Your first attack of gallstone pain can be frightening, because it hurts so much. Usually, painkillers such as paracetamol and ibuprofen don't work for this kind of pain. Moving around or passing wind doesn't help either. You may also feel sick and vomit.

The pain often comes on in the evening or at night. And it typically comes on fast, sometimes after you eat. It usually lasts several hours. With time, the gallstone may pass, moving into your bowel and out in your stool.
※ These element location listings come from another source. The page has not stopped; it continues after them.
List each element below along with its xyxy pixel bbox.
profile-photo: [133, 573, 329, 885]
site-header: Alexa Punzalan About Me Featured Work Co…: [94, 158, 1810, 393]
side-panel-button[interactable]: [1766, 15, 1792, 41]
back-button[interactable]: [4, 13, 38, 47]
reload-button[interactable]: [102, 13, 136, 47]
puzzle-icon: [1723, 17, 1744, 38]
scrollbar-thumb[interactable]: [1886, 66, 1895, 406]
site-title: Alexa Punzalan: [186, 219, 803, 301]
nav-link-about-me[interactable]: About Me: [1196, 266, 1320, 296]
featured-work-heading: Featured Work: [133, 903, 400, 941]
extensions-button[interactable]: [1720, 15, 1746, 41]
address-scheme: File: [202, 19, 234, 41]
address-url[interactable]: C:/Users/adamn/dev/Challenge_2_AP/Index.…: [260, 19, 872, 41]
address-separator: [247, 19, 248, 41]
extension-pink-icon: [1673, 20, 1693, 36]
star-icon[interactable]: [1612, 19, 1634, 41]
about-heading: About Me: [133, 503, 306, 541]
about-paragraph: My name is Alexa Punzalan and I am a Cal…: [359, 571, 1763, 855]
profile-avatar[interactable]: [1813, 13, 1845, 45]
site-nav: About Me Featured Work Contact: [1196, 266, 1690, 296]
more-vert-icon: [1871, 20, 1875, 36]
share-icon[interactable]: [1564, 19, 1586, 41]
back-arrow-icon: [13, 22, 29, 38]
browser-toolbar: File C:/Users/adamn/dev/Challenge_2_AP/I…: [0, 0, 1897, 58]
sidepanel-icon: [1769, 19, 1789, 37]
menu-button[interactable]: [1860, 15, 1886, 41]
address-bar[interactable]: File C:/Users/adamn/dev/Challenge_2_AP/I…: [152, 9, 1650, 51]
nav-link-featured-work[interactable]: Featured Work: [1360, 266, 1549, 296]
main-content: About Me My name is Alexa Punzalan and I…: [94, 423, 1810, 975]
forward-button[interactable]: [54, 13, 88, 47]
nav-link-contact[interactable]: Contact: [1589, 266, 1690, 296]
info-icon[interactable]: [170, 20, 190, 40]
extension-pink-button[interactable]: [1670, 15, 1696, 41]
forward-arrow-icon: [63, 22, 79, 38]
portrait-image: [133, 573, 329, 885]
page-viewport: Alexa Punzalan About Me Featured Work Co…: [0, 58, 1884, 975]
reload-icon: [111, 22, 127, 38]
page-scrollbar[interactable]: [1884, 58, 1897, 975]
If you have pain that could be caused by gallstones, your doctor will do an imaging test to check whether gallstones are causing your symptoms. The most common test is an ultrasound. You may also have blood tests to look for signs of infection and other problems that could be causing your symptoms.

What treatments work?

The standard treatment for gallstones that are causing pain is an operation to take out your gallbladder. If you don't want or can't have an operation, other treatments are sometimes used.

Surgery to take out your gallbladder

This is recommended as the best treatment for most people with painful gallstones.

There are a couple of ways to take out your gallbladder. You may be able to have keyhole surgery (also called laparoscopic surgery) where the surgeon makes several small cuts and uses a tiny camera and tools to take out your gallbladder.

Or you may need open surgery, where the surgeon makes a larger cut to see directly into your abdomen. Occasionally surgeons need to switch to open surgery after attempting a keyhole operation.

Keyhole surgery is better for most people. You are likely to recover faster. You may be able to go home the next day after your operation. If you have open surgery, you may need several days in hospital.

If gallstones get lodged inside one of the tubes that carries bile from your gallbladder to your bowel, you will need extra treatment to remove the stones.

This is done through a device called an endoscope, which is put in your mouth and down into your digestive tract to reach the stones. This is usually followed by surgery to remove your gallbladder.

Lots of people have surgery to remove their gallbladder, and most of these operations are successful.

But all operations have some risks. You might have an allergic reaction to the anaesthetic, or get an infection in your wound. Some people have problems with bleeding during or after surgery. Very few people die during surgery.

You can live a healthy life without your gallbladder. After you have had your gallbladder taken out, your body still makes digestive juices. But they go straight into the bowel instead of being stored in the gallbladder first.

This can affect your digestion, although it doesn’t usually cause serious problems. Some people find they pass stools more often than before. They might also sometimes need medicine for diarrhoea.

Other treatments

The best treatment for painful gallstones is surgery. But some people can’t have surgery because of medical problems, such as trouble with their heart. And some people just don't want to have surgery.

In these instances, doctors sometimes prescribe tablets to try to dissolve the gallstones. However, this treatment isn't suitable for everyone. It can also cause side effects, and new gallstones may form after treatment is stopped.

What will happen to me?

If you’ve had an attack of painful gallstones your doctor will probably recommend that you have surgery to remove your gallbladder. This will prevent future attacks as well as more serious problems, such as an infected gallbladder or a hole in your gallbladder.

Although these problems aren't common, they are worth considering when you're deciding on treatment. Your doctor can help you decide what is best for you.